What does the West owe to Christianity and Islam?: Catholic Social Teaching
New to religious studies
Pray and work
In 529, Benedict of Nursia established a monastery at Monte Cassino and wrote a Rule. Welcome every stranger as Christ. Feed the hungry. Tend the sick. Preserve the books. Work with your hands. Seventy-three short chapters that rebuilt European civilization after Rome fell. The Benedictine monasteries became the hospitals, schools, agricultural stations, and centers of communal life that held the continent through five centuries of collapse.
We say this not to boast. We say it because someone has to remember, and the people living inside the institutions we built have forgotten.
Islam’s contribution is part of this story. The translation movement, the mathematical innovations, the philosophical traditions flowing through al-Andalus. Aquinas read Aristotle through Ibn Rushd. This is not a debt Christianity owes Islam. It is a debt Western civilization owes both.
The secular critics are right about our failures, and we will not hedge. The Crusades were not defensive wars misunderstood by modern sensibilities. The Inquisition was not a regrettable excess. These were institutional projects, authorized at the highest levels. We do not get to claim Aquinas and disclaim Torquemada. They served the same institution.

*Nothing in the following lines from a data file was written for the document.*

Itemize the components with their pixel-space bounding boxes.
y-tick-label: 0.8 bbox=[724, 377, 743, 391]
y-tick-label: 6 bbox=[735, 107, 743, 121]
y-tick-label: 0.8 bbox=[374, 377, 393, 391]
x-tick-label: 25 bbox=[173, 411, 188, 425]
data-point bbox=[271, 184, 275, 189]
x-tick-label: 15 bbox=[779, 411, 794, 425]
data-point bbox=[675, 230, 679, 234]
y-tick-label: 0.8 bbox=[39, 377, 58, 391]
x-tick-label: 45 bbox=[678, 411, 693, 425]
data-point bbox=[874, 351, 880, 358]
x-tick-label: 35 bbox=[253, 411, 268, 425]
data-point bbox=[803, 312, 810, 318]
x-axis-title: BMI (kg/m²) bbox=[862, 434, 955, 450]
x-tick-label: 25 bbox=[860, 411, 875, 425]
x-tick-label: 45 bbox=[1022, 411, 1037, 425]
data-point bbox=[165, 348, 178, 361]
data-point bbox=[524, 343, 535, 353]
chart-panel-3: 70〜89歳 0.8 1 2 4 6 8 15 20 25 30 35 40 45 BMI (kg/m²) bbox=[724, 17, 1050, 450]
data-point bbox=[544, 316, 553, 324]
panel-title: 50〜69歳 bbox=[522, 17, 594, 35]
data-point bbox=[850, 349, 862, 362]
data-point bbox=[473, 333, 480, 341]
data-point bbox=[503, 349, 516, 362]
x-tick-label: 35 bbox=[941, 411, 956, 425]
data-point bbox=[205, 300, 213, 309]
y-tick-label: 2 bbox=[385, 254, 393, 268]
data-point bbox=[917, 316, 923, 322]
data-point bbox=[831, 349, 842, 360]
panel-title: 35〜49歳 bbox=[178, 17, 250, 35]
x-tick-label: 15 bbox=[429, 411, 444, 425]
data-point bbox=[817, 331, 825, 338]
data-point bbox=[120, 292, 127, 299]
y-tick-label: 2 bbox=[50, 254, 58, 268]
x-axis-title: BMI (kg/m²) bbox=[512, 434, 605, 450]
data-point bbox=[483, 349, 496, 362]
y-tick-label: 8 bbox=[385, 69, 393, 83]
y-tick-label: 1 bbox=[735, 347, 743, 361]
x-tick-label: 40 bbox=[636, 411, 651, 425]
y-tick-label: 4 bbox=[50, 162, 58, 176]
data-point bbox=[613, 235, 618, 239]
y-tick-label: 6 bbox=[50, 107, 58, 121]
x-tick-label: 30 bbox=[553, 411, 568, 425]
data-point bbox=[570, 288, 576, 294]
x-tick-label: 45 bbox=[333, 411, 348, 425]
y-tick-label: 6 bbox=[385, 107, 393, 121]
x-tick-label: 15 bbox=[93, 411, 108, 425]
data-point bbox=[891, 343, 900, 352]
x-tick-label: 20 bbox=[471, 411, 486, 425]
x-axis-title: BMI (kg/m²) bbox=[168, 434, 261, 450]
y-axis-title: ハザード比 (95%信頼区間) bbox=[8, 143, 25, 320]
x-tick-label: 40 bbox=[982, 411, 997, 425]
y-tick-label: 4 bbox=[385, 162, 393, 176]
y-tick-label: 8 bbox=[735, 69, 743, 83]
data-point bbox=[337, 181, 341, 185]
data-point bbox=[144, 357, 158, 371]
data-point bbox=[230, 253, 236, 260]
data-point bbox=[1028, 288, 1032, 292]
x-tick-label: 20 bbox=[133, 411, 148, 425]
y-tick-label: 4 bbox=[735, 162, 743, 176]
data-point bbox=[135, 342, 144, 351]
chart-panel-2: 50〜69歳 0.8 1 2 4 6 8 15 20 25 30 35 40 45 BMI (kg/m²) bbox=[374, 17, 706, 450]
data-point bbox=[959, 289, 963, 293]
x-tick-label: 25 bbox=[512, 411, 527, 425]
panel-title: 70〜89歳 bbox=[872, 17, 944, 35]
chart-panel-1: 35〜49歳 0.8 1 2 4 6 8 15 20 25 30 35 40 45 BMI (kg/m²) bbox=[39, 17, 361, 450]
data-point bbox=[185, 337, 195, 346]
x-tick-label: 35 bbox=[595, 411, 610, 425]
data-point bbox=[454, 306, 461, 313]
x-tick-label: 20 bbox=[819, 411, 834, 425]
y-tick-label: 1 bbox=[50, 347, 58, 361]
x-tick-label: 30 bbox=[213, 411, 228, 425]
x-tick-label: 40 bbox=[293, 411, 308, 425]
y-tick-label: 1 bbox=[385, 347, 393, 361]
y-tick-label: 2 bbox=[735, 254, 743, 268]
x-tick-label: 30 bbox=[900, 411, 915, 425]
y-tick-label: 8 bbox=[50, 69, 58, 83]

The secularization was not ingratitude. It was a rational response to an institution that had betrayed its own principles so thoroughly that the principles became suspect. We did that. Not modernity. Not the Enlightenment. We did that. The civilizational inheritors are sometimes our concern — they trace the lineage triumphally, as if the inheritance proves superiority rather than the depth of obligation. We are not triumphalists. We are penitents who happen to have built the hospital.
Where we concede ground: A father who builds a house and sets fire to half does not get to demand his children admire the architecture.
What would change our mind: The post-Christian West sustaining dignity, care for strangers, and power subordinate to moral law for three generations without the sacred.